PAKUI HARDWARE beschreiben ihre Arbeiten als Hybride aus Künstlichem und Natürlichem, aus dem von Menschen Geschaffenen und dem Gegebenen und sehen in der synthetischen Biologie die Möglichkeit Zukunftsszenarien zu ersinnen, in denen der Mensch unabhängig vom Organischen, ja letztlich auch unabhängig von seinem eigenen Körper ist. Im Verein mit dem transluziden, fleischfarbenen Netz erzeugen die es durchdringenden Brutkästen eine hybride Anmutung, die zwischen einem gepflegten Kunstgarten und einem Laboratorium schwankt. Mit „Underbelly“ hat das Künstlerduo nachgezeichnet, wie der Kapitalismus Körper und Materialien bestimmt. Durch die Kombination von natürlichen und künstlichen Materialien, sterilen und organischen Formen verschmelzen die Künstler Design, Biologie und Kunstgeschichte zu hybriden und neugierigen Kreaturen, die in ihre autonomen Umgebungen eintauchen.
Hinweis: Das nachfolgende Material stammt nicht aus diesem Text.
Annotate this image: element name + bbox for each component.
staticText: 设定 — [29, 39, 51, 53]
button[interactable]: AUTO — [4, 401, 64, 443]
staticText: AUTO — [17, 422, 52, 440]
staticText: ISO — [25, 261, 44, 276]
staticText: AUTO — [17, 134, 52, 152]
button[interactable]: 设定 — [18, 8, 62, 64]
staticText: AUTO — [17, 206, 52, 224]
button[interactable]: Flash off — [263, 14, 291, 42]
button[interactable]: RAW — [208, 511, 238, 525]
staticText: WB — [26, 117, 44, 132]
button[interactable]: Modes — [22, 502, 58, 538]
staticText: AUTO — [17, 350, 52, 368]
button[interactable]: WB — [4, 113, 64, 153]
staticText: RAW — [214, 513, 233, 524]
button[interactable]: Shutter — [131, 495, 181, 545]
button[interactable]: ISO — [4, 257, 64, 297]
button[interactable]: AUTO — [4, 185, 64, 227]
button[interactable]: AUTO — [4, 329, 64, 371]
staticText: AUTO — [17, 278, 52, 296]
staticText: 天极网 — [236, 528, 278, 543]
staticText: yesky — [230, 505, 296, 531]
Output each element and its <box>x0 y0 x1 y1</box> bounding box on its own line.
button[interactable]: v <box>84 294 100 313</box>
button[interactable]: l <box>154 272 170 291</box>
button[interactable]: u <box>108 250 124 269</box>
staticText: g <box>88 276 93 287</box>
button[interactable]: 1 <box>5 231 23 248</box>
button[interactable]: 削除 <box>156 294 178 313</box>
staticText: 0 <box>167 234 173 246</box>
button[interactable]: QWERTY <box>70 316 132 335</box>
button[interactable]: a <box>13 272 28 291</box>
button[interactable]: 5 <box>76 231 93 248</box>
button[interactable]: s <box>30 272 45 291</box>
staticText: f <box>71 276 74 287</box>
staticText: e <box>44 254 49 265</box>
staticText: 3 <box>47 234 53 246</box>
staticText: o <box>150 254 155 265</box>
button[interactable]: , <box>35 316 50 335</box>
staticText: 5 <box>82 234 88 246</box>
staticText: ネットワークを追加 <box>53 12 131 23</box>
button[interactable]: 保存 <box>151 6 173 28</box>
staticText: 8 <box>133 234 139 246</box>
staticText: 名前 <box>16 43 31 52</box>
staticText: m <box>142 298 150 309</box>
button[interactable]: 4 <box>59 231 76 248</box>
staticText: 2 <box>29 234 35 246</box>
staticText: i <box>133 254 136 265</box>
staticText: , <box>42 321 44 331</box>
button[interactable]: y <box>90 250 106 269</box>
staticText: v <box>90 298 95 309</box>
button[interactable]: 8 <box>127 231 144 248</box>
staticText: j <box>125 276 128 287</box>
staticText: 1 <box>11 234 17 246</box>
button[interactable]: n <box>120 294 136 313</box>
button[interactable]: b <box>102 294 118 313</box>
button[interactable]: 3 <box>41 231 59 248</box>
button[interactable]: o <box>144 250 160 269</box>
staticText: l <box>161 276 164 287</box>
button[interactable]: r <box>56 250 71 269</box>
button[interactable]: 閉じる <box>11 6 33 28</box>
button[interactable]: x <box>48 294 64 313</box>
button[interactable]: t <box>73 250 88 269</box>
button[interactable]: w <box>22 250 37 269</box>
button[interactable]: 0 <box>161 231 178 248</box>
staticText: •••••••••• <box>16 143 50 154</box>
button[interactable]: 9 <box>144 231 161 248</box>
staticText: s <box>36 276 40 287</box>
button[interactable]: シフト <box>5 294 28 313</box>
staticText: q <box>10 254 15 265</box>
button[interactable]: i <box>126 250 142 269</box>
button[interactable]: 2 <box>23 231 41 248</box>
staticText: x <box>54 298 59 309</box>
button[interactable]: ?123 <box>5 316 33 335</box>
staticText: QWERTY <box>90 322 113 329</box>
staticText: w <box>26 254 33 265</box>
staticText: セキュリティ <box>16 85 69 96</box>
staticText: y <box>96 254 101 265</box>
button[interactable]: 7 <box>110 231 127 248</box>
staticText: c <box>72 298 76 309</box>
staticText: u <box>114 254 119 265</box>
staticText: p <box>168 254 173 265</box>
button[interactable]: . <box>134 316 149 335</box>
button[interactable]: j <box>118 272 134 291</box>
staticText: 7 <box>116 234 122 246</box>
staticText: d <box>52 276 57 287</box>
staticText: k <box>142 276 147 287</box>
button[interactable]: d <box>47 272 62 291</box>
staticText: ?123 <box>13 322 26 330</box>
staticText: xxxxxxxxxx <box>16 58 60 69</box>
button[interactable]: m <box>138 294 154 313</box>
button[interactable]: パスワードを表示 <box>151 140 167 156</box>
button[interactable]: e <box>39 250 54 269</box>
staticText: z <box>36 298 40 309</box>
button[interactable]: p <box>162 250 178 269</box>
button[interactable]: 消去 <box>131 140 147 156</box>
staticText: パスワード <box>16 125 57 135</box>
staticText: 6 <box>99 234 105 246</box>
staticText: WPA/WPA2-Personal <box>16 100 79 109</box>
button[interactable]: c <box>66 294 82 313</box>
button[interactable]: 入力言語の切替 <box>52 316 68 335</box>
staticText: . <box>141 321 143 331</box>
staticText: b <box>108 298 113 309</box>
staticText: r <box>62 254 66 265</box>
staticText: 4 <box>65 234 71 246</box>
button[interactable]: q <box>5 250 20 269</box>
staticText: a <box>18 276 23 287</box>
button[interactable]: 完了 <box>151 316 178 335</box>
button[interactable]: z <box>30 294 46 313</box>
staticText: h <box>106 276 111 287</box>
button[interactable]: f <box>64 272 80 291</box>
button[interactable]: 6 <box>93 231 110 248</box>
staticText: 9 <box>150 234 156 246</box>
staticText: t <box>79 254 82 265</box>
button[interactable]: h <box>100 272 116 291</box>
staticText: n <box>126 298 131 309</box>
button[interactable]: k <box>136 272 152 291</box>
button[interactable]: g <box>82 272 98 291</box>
Pakui Hardware reisen viel, dadurch sind sie zu Nomaden geworden. Ihr Leben ist dadurch virtueller geworden. In einem Interview mit dem Kurator Rainer Fuchs im Jahr 2014 meinten Pakui Hardware, dass sie über die virtuellen Kommunikationsformen zahlreiche Kontakte zu Menschen erhalten, denen sie noch nie zuvor begegnet sind, diesen aber durch gemeinsame Interessen, Probleme und Ausdrucksmittel sehr nahestehen. „Wir schwimmen gleichsam in diesem Netzwerk aus Menschen, die wir noch nie getroffen haben und denen wir uns eigenartigerweise oft näher fühlen als den Leuten, die physisch um uns herum sind.“ Abgesehen von „Underbelly“ im MdbK Leipzig waren in den vergangenen vier Jahren folgende Einzelausstellungen von Pakui Hardware zu sehen: Extrakorporal, Bielefelder Kunstverein (2018); The Return of Sweetness, Tenderpixel Gallery, London (2018); Creatures of Habit, Trafó Gallery , Budapest und SIC, Helsinki (2017); On Demand, EXILE, Berlin (2017) und Vanilla Eyes, MUMOK, Wien (2016). Zeitgleich mit „Underbelly“ im MdbK Leipzig zeigen sie eine Weiterentwicklung von Extrakorporal in der unter dem Titel The Seventh Continent kuratierten 16. Instanbul Biennale.